[AN] L'AutoStadt : 12 millions de visiteurs et 10000 bons de commande par an pour VW

Publié le par parcattractions.fr

"An keinem Ort der Welt werden so viele Autos verkauft wie bei uns", lässt sich Autostadt-Chef Otto Ferdinand Wachs gern zitieren. "Stimmt", sagt André Schirmer, Sprecher der VW-Tochter, "obwohl man bei uns gar keine Autos kaufen kann."

Wachs spreche vielmehr von der nachhaltigen Wirkung des Wolfsburger Themenparks. Der wirbt auf 25 Hektar mit Marken-Pavillons, Museen, Ballett-Bühne und Ritz-Carlton-Hotel für die Konzernmarken. Die Aufgabe der Autostadt sei es, VW transparent zu machen. "Wir sind also eine Art Kommunikationsplattform", sagt Schirmer.

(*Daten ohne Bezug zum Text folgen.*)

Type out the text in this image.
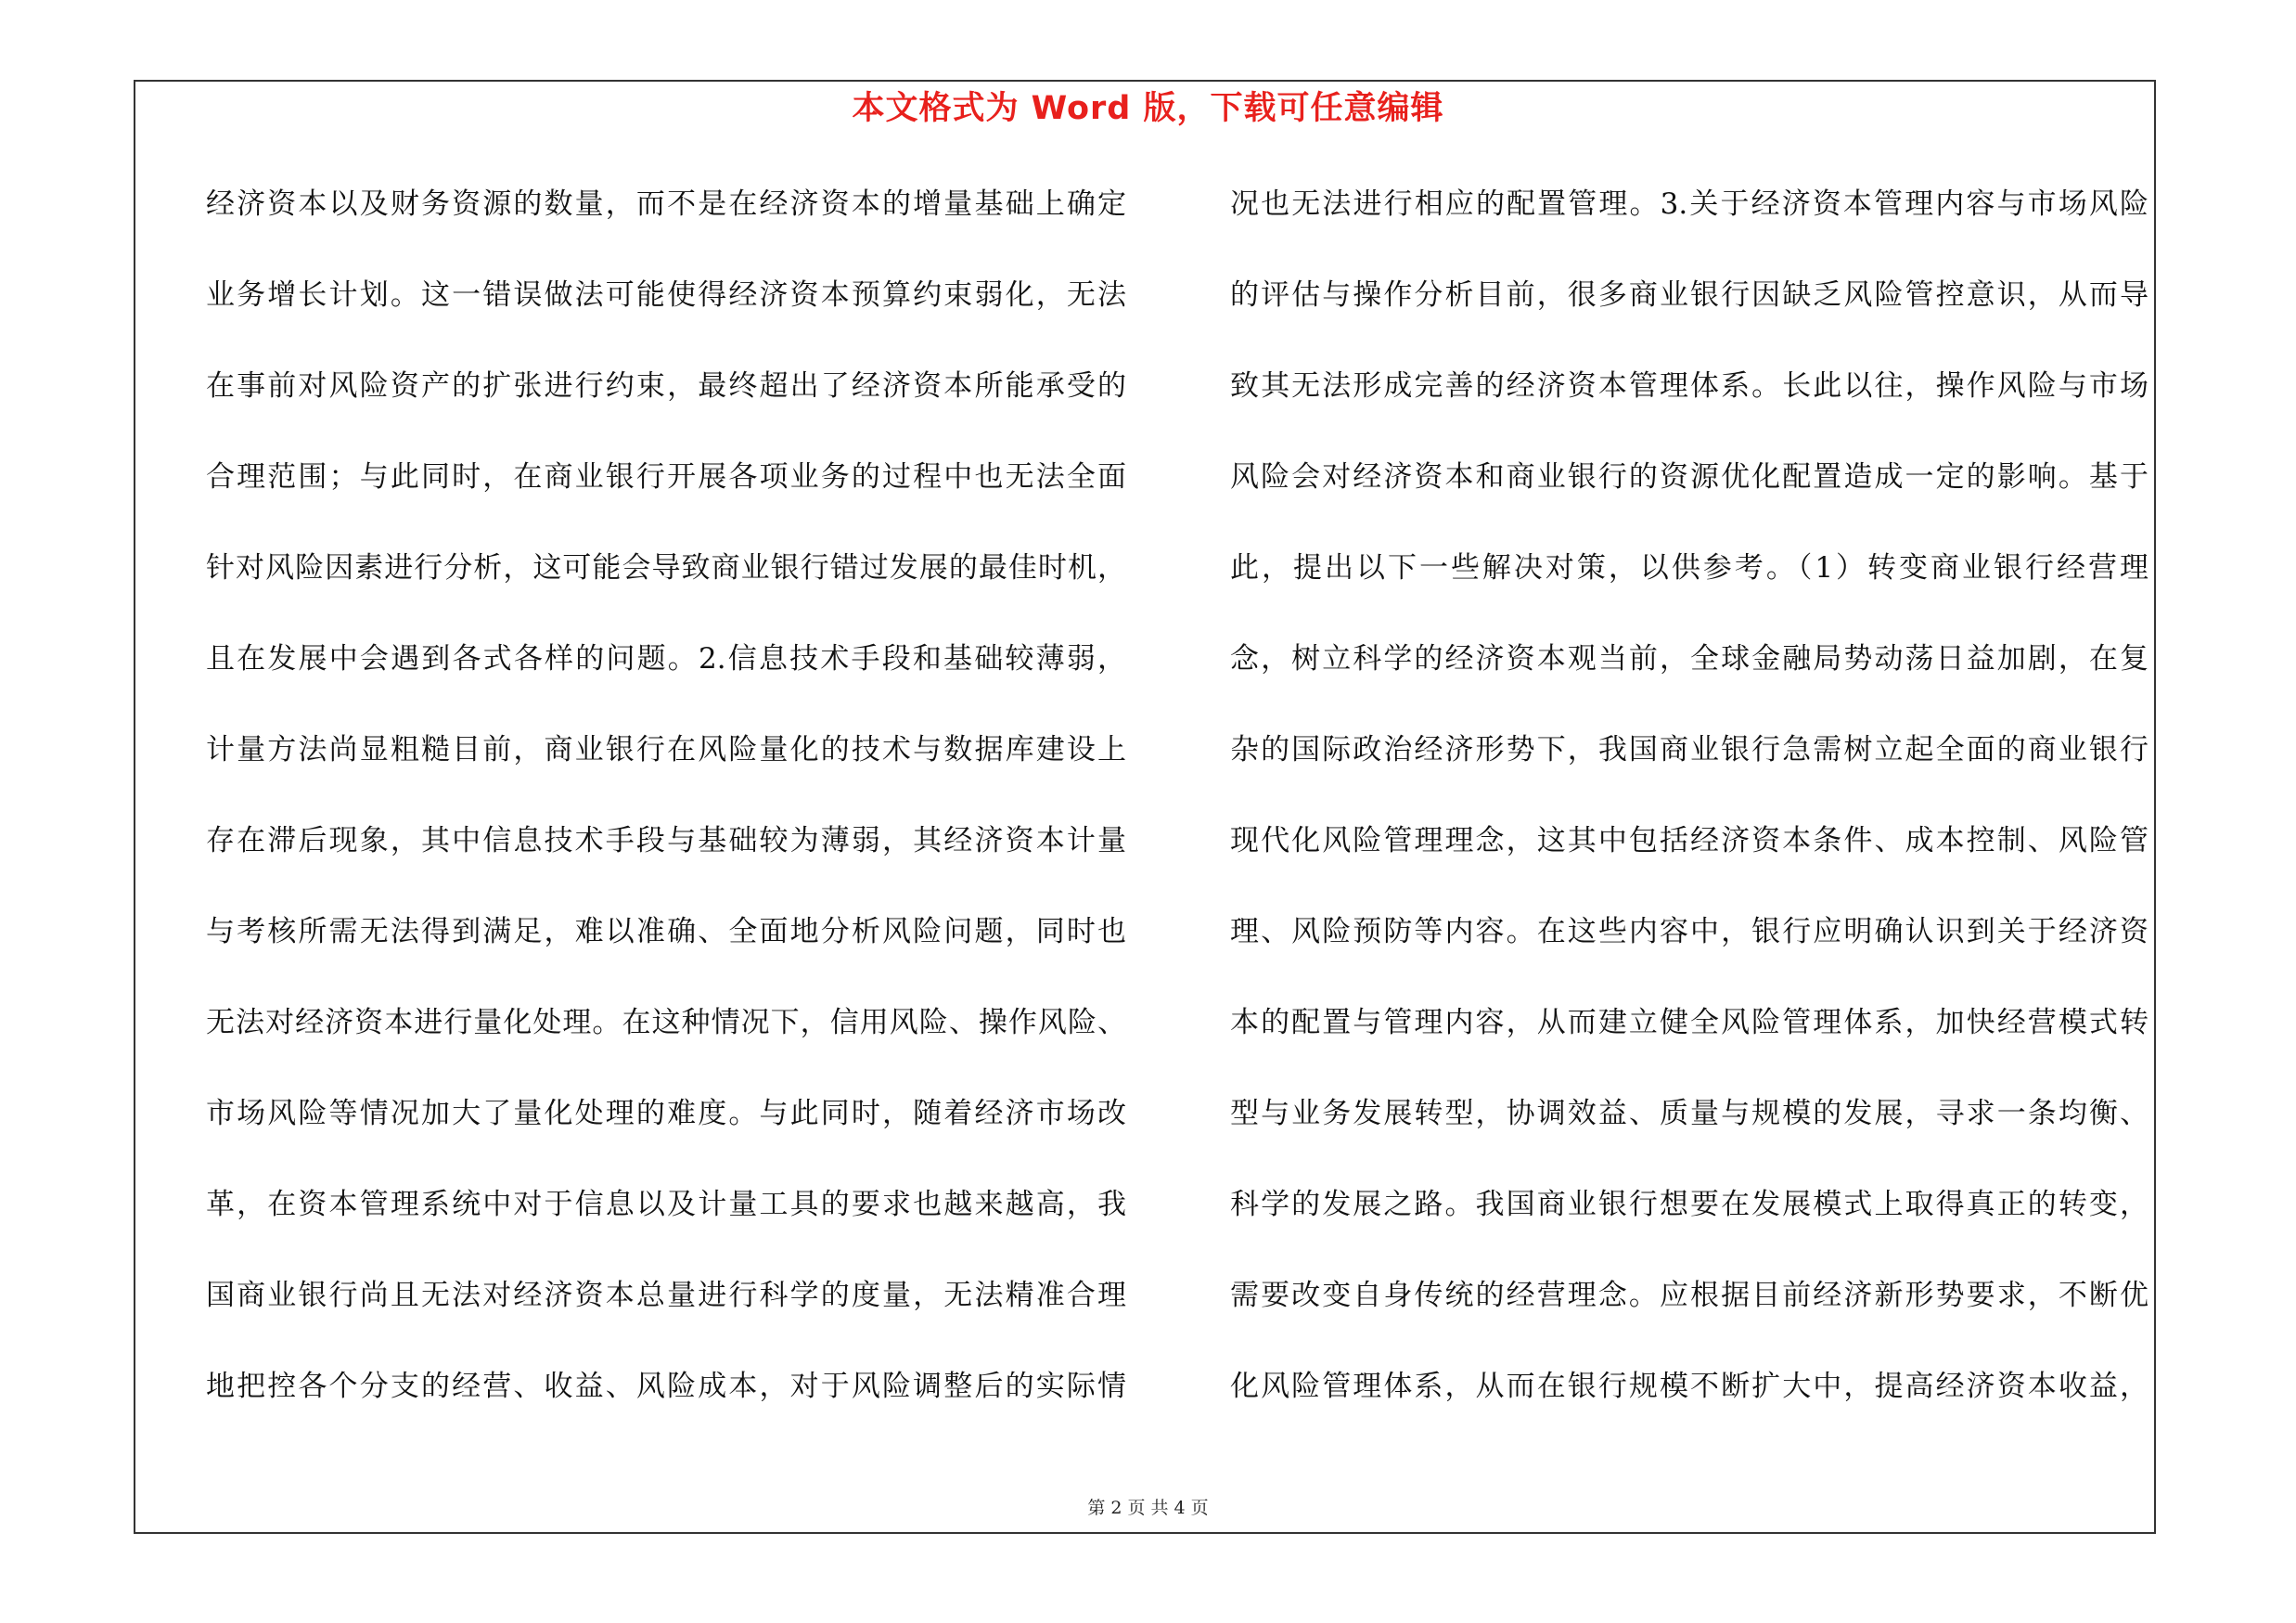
本文格式为 Word 版，下载可任意编辑
经济资本以及财务资源的数量，而不是在经济资本的增量基础上确定
业务增长计划。这一错误做法可能使得经济资本预算约束弱化，无法
在事前对风险资产的扩张进行约束，最终超出了经济资本所能承受的
合理范围；与此同时，在商业银行开展各项业务的过程中也无法全面
针对风险因素进行分析，这可能会导致商业银行错过发展的最佳时机，
且在发展中会遇到各式各样的问题。2.信息技术手段和基础较薄弱，
计量方法尚显粗糙目前，商业银行在风险量化的技术与数据库建设上
存在滞后现象，其中信息技术手段与基础较为薄弱，其经济资本计量
与考核所需无法得到满足，难以准确、全面地分析风险问题，同时也
无法对经济资本进行量化处理。在这种情况下，信用风险、操作风险、
市场风险等情况加大了量化处理的难度。与此同时，随着经济市场改
革，在资本管理系统中对于信息以及计量工具的要求也越来越高，我
国商业银行尚且无法对经济资本总量进行科学的度量，无法精准合理
地把控各个分支的经营、收益、风险成本，对于风险调整后的实际情
况也无法进行相应的配置管理。3.关于经济资本管理内容与市场风险
的评估与操作分析目前，很多商业银行因缺乏风险管控意识，从而导
致其无法形成完善的经济资本管理体系。长此以往，操作风险与市场
风险会对经济资本和商业银行的资源优化配置造成一定的影响。基于
此，提出以下一些解决对策，以供参考。（1）转变商业银行经营理
念，树立科学的经济资本观当前，全球金融局势动荡日益加剧，在复
杂的国际政治经济形势下，我国商业银行急需树立起全面的商业银行
现代化风险管理理念，这其中包括经济资本条件、成本控制、风险管
理、风险预防等内容。在这些内容中，银行应明确认识到关于经济资
本的配置与管理内容，从而建立健全风险管理体系，加快经营模式转
型与业务发展转型，协调效益、质量与规模的发展，寻求一条均衡、
科学的发展之路。我国商业银行想要在发展模式上取得真正的转变，
需要改变自身传统的经营理念。应根据目前经济新形势要求，不断优
化风险管理体系，从而在银行规模不断扩大中，提高经济资本收益，
第 2 页 共 4 页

"Der Besucher wird hier mit Dingen konfrontiert, die man in Wolfsburg und so dicht in Werk-Nähe eigentlich nicht erwartet", so Schirmer. Das reicht von der üppigen Adventskulisse des Wintermärchens mit Eislauf- und Rodelvergnügen, über Ausstellungen im Zeithaus, das Tanzfestival Movimentos mit knapp hundert Veranstaltungen bis zu aktuellen Lesungen mit allerlei Prominenz zum Thema Toleranz. Zudem sei die Autostadt ein vom Kultusministerium anerkannter außerschulischer Lernort, den allein im vergangenen Jahr 79 000 Schüler besuchten.

Die Autostadt nähert sich dem Besucher zugleich spielerisch und informativ. Und das zeigt offenbar Erfolg. In den fünfeinhalb Jahren ihres Bestehens zählte die hundertprozentige Konzerntochter 12 Millionen Besucher. Von einer Million jährlich seien die Planer ursprünglich ausgegangen.

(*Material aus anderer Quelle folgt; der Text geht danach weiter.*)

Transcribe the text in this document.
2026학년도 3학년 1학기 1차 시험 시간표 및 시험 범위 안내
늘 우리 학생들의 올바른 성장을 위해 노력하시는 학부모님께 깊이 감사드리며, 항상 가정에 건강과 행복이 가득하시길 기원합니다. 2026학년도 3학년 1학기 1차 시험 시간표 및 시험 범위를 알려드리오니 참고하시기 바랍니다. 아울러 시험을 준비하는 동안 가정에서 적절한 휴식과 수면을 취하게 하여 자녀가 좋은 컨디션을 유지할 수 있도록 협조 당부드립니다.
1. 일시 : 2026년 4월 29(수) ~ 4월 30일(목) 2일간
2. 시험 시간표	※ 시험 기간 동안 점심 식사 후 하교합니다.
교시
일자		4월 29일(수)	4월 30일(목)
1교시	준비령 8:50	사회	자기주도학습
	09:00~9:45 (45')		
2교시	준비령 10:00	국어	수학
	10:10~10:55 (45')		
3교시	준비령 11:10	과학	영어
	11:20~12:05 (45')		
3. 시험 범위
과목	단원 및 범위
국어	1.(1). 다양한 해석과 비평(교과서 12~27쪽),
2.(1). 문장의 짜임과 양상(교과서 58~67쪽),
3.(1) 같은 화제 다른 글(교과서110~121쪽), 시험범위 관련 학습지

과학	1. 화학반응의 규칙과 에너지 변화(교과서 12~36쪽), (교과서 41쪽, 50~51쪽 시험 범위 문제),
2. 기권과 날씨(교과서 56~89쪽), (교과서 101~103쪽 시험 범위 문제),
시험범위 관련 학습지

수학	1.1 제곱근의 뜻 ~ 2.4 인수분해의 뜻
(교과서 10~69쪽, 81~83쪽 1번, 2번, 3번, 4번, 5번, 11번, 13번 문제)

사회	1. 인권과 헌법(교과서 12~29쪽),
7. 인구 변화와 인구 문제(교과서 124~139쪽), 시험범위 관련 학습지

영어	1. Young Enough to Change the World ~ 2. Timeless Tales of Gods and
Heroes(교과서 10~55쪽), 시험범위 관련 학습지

162 000 Besucher haben laut Schirmer im vergangenen Jahr ihren neuen VW in der Autostadt in Empfang genommen. Das waren zwei Prozent mehr als im Vorjahr.

Beinahe noch interessanter dürften für den Konzern die Autobesitzer sein, deren Fahrzeuge auf den Parkplätzen des Themenparks nicht aus dem Hause VW stammen. Nach konzerneigenen Marktforschungsstudien verfehlt der Park seine Wirkung auch bei ihnen nicht. "10 000 Kaufentscheidungen für einen VW folgen jährlich auf Begegnungen mit der Autostadt", betont Schirmer.

"Wir sind der Werbespot, mit dem man auch noch Geld verdient", sagt Schirmer. Insofern arbeite die Autostadt mit ihren 900 Angestellten profitabel, auch wenn sie mit ihren Einnahmen nur 70 Prozent der Kosten decke. "Der Rest kommt indirekt wieder herein", so Schirmer, durch den Autoverkauf, den man hier ordentlich ankurbele.

Genaue Zahlen wollte Schirmer nicht nennen. Nach Medienberichten soll das Defizit des Themenparks anfangs jährlich bei über 20 Millionen Euro gelegen und vor zwei Jahren noch 16 Millionen Euro betragen haben. Ausgeglichen werde es durch einen Konzern-Zuschuss, der intern "Budgetmittel zur Absatzförderung" genannt wird, heißt es.

Neben Kundenbindung und -gewinnung für VW sorgt der zweitgrößte Freizeitpark Deutschlands nach dem Europa-Park im baden-württembergischen Rust laut Schirmer dafür, die Attraktivität der Stadt gehörig zu steigern. "Wolfsburg hat sich vom reinen Industriestandort hin zu einer Stadt mit vielseitigem Freizeitangebot entwickelt." Wie das neue Wissenschaftsmuseum Phaeno sei die Autostadt heute ein Aushängeschild für die Region und ein Tourismus-Magnet.